Canon's 7.1MP budget compact of 2008 — 3.4x zoom, DIGIC III, SDHC support, AA power
The Canon PowerShot A470 was the January 2008 entry in Canon's budget A4xx compact line, announced alongside the A580 and A590 IS. It brought the series up to 7 megapixels and DIGIC III processing while keeping the low price and AA-battery convenience the range was known for, and it was offered in several colour accents.
It uses a 7.1-megapixel 1/2.5-inch CCD with a 3.4x optical zoom covering 38-132mm equivalent at f/3.0-5.8. The rear LCD is a 2.5-inch 115k-dot panel, movie clips record at up to 640x480/20fps, and storage covers SD, SDHC, MMC and MMC-plus cards.
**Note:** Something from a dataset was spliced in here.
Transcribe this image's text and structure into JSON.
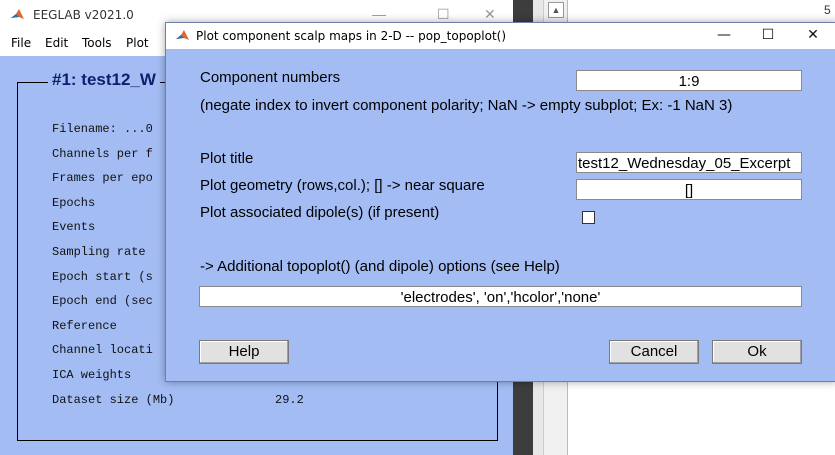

There is no optical image stabilisation. Power is two AA batteries and the body weighs about 165g at 105x55x41mm.
The A470 is an easy recommendation for first-camera buyers, kids and casual CCD-digicam shooters: cheap, simple, and running on batteries from any corner shop. The lack of stabilisation and the slow tele end mean careful handholding at full zoom, and high-ISO shots get noisy quickly, but daylight output is respectable for the class.
On the used market these are abundant and inexpensive. Check the AA compartment for corrosion, confirm the lens extends and retracts cleanly, look over the 2.5-inch screen for scratches and bleed, and take a test shot to rule out CCD streaking. SDHC support means modern cards up to 32GB work without adapters.